J'ai donc le choix. Revenir sur Terre pour y être réincarné en Grand Initié chargé de faire évoluer les humains en vivant au milieu d'eux, en ce cas je ne conserverais qu'un vague souvenir de mon passage au Paradis. L'autre solution est de devenir un ange.

— Et c'est quoi un «ange»?

— Un être de lumière ayant en charge trois âmes humaines. Un ange a pour tâche de réussir à en faire évoluer au moins une afin qu'elle aussi sorte du cycle des réincarnations. Comme Emile Zola est parvenu à le faire pour toi.

Je réfléchis un moment. Les deux solutions sont tentantes.

— Dépêche-toi, il y a encore un tas de clients der rière toi, grommelle l'archange Gabriel. Alors, ton choix?

«La mort? Rien à craindre. Je sais que je suis doté d'un ange gardien qui me protège de tous les dangers. Une fois, alors que je traversais la rue, j'ai eu l'intuition qu 'il fallait absolument que je fasse un pas en arrière. Croyez-le ou pas, à peine ai-je reculé qu 'une moto que je n 'avais pas pu voir m'a frôlé de près. Je suis sûr que c 'est mon ange gardien qui m'a prévenu.»

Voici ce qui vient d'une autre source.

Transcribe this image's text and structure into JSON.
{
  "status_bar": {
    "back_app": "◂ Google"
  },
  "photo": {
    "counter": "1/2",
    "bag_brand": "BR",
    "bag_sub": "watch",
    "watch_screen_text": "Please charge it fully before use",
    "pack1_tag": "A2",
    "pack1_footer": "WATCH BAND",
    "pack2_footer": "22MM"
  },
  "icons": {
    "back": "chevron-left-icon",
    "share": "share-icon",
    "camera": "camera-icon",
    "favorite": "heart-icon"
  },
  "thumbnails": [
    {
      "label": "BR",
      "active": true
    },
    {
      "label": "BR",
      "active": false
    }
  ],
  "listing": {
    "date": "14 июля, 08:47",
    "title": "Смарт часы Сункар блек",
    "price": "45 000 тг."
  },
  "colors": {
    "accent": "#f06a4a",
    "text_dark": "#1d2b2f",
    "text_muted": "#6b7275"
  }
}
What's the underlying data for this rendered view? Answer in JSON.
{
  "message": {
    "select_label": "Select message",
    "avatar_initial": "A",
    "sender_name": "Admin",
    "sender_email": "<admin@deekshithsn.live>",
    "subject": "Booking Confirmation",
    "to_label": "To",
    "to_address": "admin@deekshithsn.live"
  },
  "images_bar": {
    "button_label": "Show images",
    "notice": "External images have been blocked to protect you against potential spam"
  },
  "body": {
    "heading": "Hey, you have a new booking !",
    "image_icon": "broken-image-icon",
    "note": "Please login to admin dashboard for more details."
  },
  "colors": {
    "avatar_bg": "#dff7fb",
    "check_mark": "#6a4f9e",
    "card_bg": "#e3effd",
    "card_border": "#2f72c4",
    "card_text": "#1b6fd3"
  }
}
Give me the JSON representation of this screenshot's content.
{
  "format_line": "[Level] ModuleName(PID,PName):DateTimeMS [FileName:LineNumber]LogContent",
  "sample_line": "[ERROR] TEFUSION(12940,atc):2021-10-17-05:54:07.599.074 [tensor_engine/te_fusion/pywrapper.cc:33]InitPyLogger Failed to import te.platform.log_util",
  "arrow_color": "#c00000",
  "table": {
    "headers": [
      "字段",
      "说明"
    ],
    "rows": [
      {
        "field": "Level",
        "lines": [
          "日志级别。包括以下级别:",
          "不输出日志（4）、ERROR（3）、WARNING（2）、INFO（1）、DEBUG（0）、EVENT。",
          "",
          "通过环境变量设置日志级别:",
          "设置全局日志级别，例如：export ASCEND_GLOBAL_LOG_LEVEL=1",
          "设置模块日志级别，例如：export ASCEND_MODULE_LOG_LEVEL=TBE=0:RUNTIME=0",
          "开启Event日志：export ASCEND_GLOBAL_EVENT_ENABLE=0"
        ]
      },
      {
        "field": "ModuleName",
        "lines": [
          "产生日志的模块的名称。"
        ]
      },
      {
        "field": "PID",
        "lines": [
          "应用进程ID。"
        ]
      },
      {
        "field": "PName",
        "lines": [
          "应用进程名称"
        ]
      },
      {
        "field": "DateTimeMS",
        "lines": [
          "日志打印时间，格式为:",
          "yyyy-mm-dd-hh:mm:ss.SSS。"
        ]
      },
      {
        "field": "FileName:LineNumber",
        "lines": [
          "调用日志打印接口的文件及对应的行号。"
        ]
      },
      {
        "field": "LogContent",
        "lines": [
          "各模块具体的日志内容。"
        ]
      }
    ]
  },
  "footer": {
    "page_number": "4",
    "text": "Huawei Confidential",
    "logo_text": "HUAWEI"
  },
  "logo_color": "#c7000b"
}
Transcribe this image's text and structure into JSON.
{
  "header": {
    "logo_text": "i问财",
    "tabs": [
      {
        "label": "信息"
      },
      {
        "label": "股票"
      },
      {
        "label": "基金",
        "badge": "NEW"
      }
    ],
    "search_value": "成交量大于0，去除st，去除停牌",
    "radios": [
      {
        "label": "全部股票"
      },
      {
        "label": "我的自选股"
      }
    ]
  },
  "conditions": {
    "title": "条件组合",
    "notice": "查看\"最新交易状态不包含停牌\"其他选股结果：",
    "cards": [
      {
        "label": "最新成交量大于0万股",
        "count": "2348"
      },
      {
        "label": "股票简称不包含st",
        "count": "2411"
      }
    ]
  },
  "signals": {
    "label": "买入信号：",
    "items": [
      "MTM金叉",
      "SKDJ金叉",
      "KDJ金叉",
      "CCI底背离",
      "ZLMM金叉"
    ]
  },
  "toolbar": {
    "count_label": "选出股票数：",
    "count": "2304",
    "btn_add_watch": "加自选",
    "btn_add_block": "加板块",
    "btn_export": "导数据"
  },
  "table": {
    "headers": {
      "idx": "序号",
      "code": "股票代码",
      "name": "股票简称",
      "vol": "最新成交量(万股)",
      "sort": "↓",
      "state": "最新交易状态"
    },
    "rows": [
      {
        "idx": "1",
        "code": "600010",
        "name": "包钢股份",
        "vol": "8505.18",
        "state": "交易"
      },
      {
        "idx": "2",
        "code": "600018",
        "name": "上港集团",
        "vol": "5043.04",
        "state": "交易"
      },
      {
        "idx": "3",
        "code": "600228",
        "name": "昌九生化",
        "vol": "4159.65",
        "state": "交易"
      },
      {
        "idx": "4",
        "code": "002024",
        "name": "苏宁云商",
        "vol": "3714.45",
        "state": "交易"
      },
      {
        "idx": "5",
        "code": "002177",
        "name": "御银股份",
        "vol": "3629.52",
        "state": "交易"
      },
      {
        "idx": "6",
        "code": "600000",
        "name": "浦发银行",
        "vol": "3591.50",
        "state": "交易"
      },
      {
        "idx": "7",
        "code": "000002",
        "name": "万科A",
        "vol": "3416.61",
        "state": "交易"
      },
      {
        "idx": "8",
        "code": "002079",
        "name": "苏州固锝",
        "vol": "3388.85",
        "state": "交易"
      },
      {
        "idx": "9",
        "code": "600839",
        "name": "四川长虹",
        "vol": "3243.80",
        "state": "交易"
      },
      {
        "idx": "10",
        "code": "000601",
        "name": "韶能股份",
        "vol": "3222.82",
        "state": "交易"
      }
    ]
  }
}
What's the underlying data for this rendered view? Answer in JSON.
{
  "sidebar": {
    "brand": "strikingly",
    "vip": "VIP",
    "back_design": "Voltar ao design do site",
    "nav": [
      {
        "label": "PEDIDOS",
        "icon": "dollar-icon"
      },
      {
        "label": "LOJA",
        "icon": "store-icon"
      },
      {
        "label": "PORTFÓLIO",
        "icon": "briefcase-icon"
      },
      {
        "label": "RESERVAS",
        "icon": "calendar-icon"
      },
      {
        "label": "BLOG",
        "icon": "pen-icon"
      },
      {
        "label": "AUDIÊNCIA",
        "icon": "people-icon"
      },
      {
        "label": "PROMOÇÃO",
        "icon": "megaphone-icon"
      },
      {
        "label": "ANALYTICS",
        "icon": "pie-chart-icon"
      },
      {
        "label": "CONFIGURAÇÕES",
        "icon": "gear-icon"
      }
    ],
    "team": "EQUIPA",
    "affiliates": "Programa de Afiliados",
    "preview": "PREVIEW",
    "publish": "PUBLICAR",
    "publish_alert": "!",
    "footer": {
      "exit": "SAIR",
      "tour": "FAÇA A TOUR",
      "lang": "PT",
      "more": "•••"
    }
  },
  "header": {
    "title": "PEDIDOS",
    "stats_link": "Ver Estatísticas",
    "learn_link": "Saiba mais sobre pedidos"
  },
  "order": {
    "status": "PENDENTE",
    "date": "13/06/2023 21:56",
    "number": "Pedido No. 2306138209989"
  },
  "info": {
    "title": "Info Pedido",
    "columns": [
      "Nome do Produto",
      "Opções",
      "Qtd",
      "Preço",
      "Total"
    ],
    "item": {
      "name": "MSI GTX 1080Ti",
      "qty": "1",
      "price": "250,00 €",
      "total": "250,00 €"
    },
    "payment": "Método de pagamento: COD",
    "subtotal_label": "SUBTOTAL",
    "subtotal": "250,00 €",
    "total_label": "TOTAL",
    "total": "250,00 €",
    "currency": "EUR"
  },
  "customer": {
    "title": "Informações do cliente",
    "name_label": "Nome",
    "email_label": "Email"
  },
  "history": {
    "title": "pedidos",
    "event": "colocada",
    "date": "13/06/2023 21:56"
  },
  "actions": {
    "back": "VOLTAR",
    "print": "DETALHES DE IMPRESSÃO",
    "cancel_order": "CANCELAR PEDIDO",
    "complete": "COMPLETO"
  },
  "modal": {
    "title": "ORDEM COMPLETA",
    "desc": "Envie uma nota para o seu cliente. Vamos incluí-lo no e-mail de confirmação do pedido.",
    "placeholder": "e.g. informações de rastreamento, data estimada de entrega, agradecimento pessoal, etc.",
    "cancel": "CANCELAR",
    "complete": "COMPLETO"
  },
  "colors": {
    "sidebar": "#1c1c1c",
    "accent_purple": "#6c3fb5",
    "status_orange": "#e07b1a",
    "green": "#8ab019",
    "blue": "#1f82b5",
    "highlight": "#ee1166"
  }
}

Source: individu interrogé dans la rue au hasard d'un microtrottoir.

4. ANGE

— Je choisis d'être un ange.

— C'est un bon choix, tu ne le regretteras pas, me certifie Emile Zola.

Les archanges nous pressent de laisser la place aux suivants. Mon ange gardien m'entraîne vers l'entrée du deuxième tunnel dans la montagne. Des parois émane une clarté bleu marine comme un diamant éclairé de l'intérieur.

Emile Zola me laisse face à cette grande caverne illuminée non sans me serrer la main pour me féliciter une dernière fois. J'avance dans le tunnel. Une membrane bouche le chemin. Je la soulève comme une tenture de théâtre. De l'autre côté, il y a un personnage nonchalant qui se tient très droit au milieu du couloir.

— Bienvenue parmi les anges, je suis votre ange instructeur.

— Ange instructeur? C'est quoi ça encore?

— Après l'ange gardien, l'ange instructeur prend le relais de la formation de l'âme, m'annonce-t-il, comme si cela allait de soi.

Je le considère.

Il ressemble à Kafka. Oreilles hautes et longues. Yeux en amande. Visage triangulaire de renard. Le regard est fiévreux.

— Mon nom est Wells.

— Wells? LE Wells?

Il étire un sourire.

— Non, non. Je suis Edmond Wells, rien à voir avec H.G. Wells ou Orson Welles, mes homonymes, si c'est eux que vous aviez en tête… N'empêche, j'aime bien mon nom. Vous connaissez sa signification en anglais? «Puits.» Voyez en moi celui dans lequel vous pouvez «puiser» à volonté. Et puisque nous sommes appelés à passer du temps ensemble, tutoyons-nous.